Notification no. F. No. SEBI/LAD-NRO/GN/2025/283; Dated: 03.12.2025
1. Regulatory Background
The Securities and Exchange Board of India (SEBI) has notified the SEBI (Substantial Acquisition of Shares and Takeovers) (Amendment) Regulations, 2025, updating the valuation and compliance framework applicable to takeover transactions, including open offers. The amendments enhance transparency in pricing, improve investor confidence, and ensure independent valuation where acquisition consideration or traded volume creates pricing ambiguity.
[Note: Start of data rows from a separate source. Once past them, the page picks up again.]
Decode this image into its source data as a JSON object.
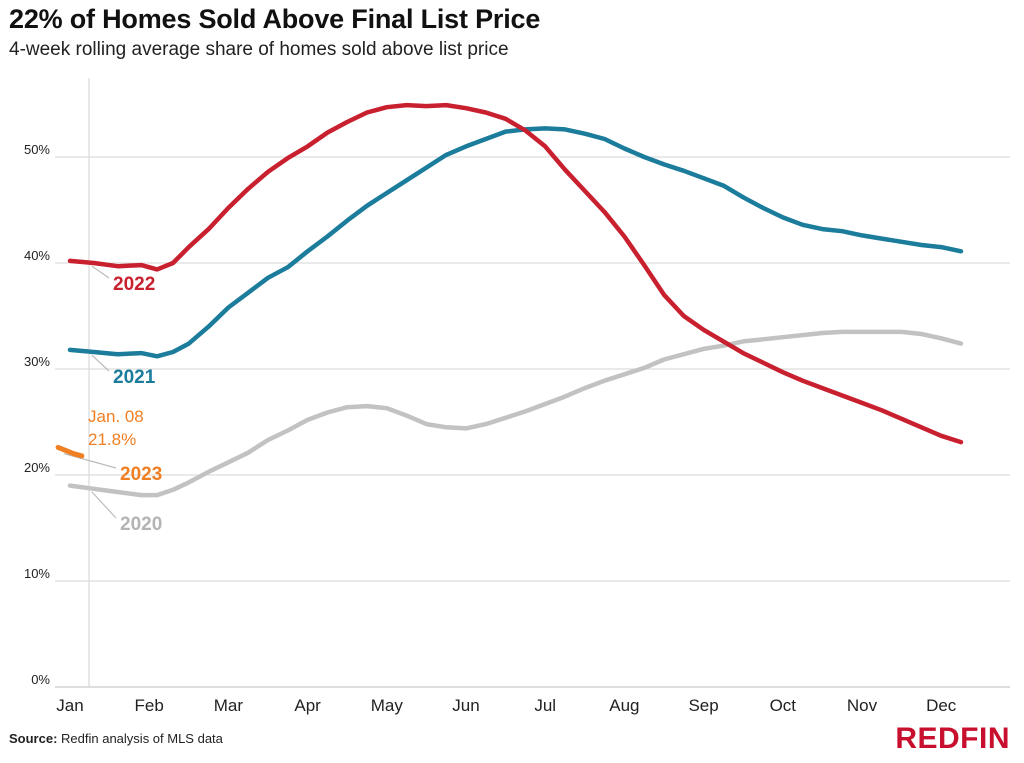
{
  "header": {
    "title": "22% of Homes Sold Above Final List Price",
    "subtitle": "4-week rolling average share of homes sold above list price"
  },
  "footer": {
    "source_label": "Source:",
    "source_text": "Redfin analysis of MLS data",
    "logo_text": "REDFIN"
  },
  "colors": {
    "2022": "#c8202f",
    "2021": "#1b7c9b",
    "2020": "#c2c2c2",
    "2023": "#f07f23",
    "brand": "#c8102e",
    "grid": "#d6d6d6"
  },
  "chart_data": {
    "type": "line",
    "title": "22% of Homes Sold Above Final List Price",
    "subtitle": "4-week rolling average share of homes sold above list price",
    "x_unit": "month",
    "x_ticks": [
      "Jan",
      "Feb",
      "Mar",
      "Apr",
      "May",
      "Jun",
      "Jul",
      "Aug",
      "Sep",
      "Oct",
      "Nov",
      "Dec"
    ],
    "y_ticks": [
      "0%",
      "10%",
      "20%",
      "30%",
      "40%",
      "50%"
    ],
    "ylim": [
      0,
      55
    ],
    "xlim": [
      0.85,
      12.3
    ],
    "grid": "horizontal",
    "series": [
      {
        "name": "2022",
        "x": [
          1.0,
          1.3,
          1.6,
          1.9,
          2.1,
          2.3,
          2.5,
          2.75,
          3.0,
          3.25,
          3.5,
          3.75,
          4.0,
          4.25,
          4.5,
          4.75,
          5.0,
          5.25,
          5.5,
          5.75,
          6.0,
          6.25,
          6.5,
          6.75,
          7.0,
          7.25,
          7.5,
          7.75,
          8.0,
          8.25,
          8.5,
          8.75,
          9.0,
          9.25,
          9.5,
          9.75,
          10.0,
          10.25,
          10.5,
          10.75,
          11.0,
          11.25,
          11.5,
          11.75,
          12.0,
          12.25
        ],
        "values": [
          40.2,
          40.0,
          39.7,
          39.8,
          39.4,
          40.0,
          41.5,
          43.2,
          45.2,
          47.0,
          48.6,
          49.9,
          51.0,
          52.3,
          53.3,
          54.2,
          54.7,
          54.9,
          54.8,
          54.9,
          54.6,
          54.2,
          53.6,
          52.5,
          51.0,
          48.8,
          46.8,
          44.8,
          42.5,
          39.8,
          37.0,
          35.0,
          33.7,
          32.6,
          31.5,
          30.6,
          29.7,
          28.9,
          28.2,
          27.5,
          26.8,
          26.1,
          25.3,
          24.5,
          23.7,
          23.1
        ],
        "label": "2022"
      },
      {
        "name": "2021",
        "x": [
          1.0,
          1.3,
          1.6,
          1.9,
          2.1,
          2.3,
          2.5,
          2.75,
          3.0,
          3.25,
          3.5,
          3.75,
          4.0,
          4.25,
          4.5,
          4.75,
          5.0,
          5.25,
          5.5,
          5.75,
          6.0,
          6.25,
          6.5,
          6.75,
          7.0,
          7.25,
          7.5,
          7.75,
          8.0,
          8.25,
          8.5,
          8.75,
          9.0,
          9.25,
          9.5,
          9.75,
          10.0,
          10.25,
          10.5,
          10.75,
          11.0,
          11.25,
          11.5,
          11.75,
          12.0,
          12.25
        ],
        "values": [
          31.8,
          31.6,
          31.4,
          31.5,
          31.2,
          31.6,
          32.4,
          34.0,
          35.8,
          37.2,
          38.6,
          39.6,
          41.1,
          42.5,
          44.0,
          45.4,
          46.6,
          47.8,
          49.0,
          50.2,
          51.0,
          51.7,
          52.4,
          52.6,
          52.7,
          52.6,
          52.2,
          51.7,
          50.8,
          50.0,
          49.3,
          48.7,
          48.0,
          47.3,
          46.2,
          45.2,
          44.3,
          43.6,
          43.2,
          43.0,
          42.6,
          42.3,
          42.0,
          41.7,
          41.5,
          41.1
        ],
        "label": "2021"
      },
      {
        "name": "2020",
        "x": [
          1.0,
          1.3,
          1.6,
          1.9,
          2.1,
          2.3,
          2.5,
          2.75,
          3.0,
          3.25,
          3.5,
          3.75,
          4.0,
          4.25,
          4.5,
          4.75,
          5.0,
          5.25,
          5.5,
          5.75,
          6.0,
          6.25,
          6.5,
          6.75,
          7.0,
          7.25,
          7.5,
          7.75,
          8.0,
          8.25,
          8.5,
          8.75,
          9.0,
          9.25,
          9.5,
          9.75,
          10.0,
          10.25,
          10.5,
          10.75,
          11.0,
          11.25,
          11.5,
          11.75,
          12.0,
          12.25
        ],
        "values": [
          19.0,
          18.7,
          18.4,
          18.1,
          18.1,
          18.6,
          19.3,
          20.3,
          21.2,
          22.1,
          23.3,
          24.2,
          25.2,
          25.9,
          26.4,
          26.5,
          26.3,
          25.6,
          24.8,
          24.5,
          24.4,
          24.8,
          25.4,
          26.0,
          26.7,
          27.4,
          28.2,
          28.9,
          29.5,
          30.1,
          30.9,
          31.4,
          31.9,
          32.2,
          32.6,
          32.8,
          33.0,
          33.2,
          33.4,
          33.5,
          33.5,
          33.5,
          33.5,
          33.3,
          32.9,
          32.4
        ],
        "label": "2020"
      },
      {
        "name": "2023",
        "x": [
          0.85,
          0.95,
          1.05,
          1.15
        ],
        "values": [
          22.6,
          22.3,
          22.0,
          21.8
        ],
        "label": "2023"
      }
    ],
    "annotations": [
      {
        "text": "Jan. 08",
        "series": "2023"
      },
      {
        "text": "21.8%",
        "series": "2023"
      }
    ]
  }
}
2. Independent Valuation of Infrequently Traded Shares
Under the amended norms, SEBI may require a valuation of infrequently traded shares if:
- The shares being acquired or transferred do not meet liquidity benchmarks, and
- Market prices may not accurately reflect fair value due to limited or sporadic trading activity
Key Provision
- SEBI may direct valuation at the expense of the acquirer
- The valuation must be carried out by an independent registered valuer
This mechanism protects minority shareholders and ensures that offer prices are fair, transparent, and not distorted by low trading volumes.
3. Valuation of Listed Securities Offered as Consideration
Where the acquirer offers listed securities instead of cash as consideration for the acquisition or open offer:
- The value of such securities must be certified by an independent registered valuer
- Certification ensures that the market price reflects genuine fair value, free from anomalies caused by manipulation, temporary volatility, or low float
This provision ensures equitable pricing regardless of the form of consideration.
4. Definition of Valuer Introduced Under Regulation 2
To standardise qualification, accountability, and independence criteria, SEBI has inserted a definition of “valuer” under Regulation 2.
Regulatory Significance
- Confirms that valuations required under the Takeover Regulations must be undertaken by an independent registered valuer
- Reinforces credibility, transparency, and governance standards in pricing methodologies used in takeover transactions
5. Regulatory Intent
The amendments strengthen:
- Price discovery and fairness for minority shareholders
- Disclosure discipline and valuation integrity
- Investor protection in complex or non-cash acquisition structures
- Governance expectations for acquirers structuring open offers, mergers, strategic stake purchases, or indirect acquisitions
They also align the Takeover Regulations with evolving corporate valuation norms and the registered valuer framework under Indian law.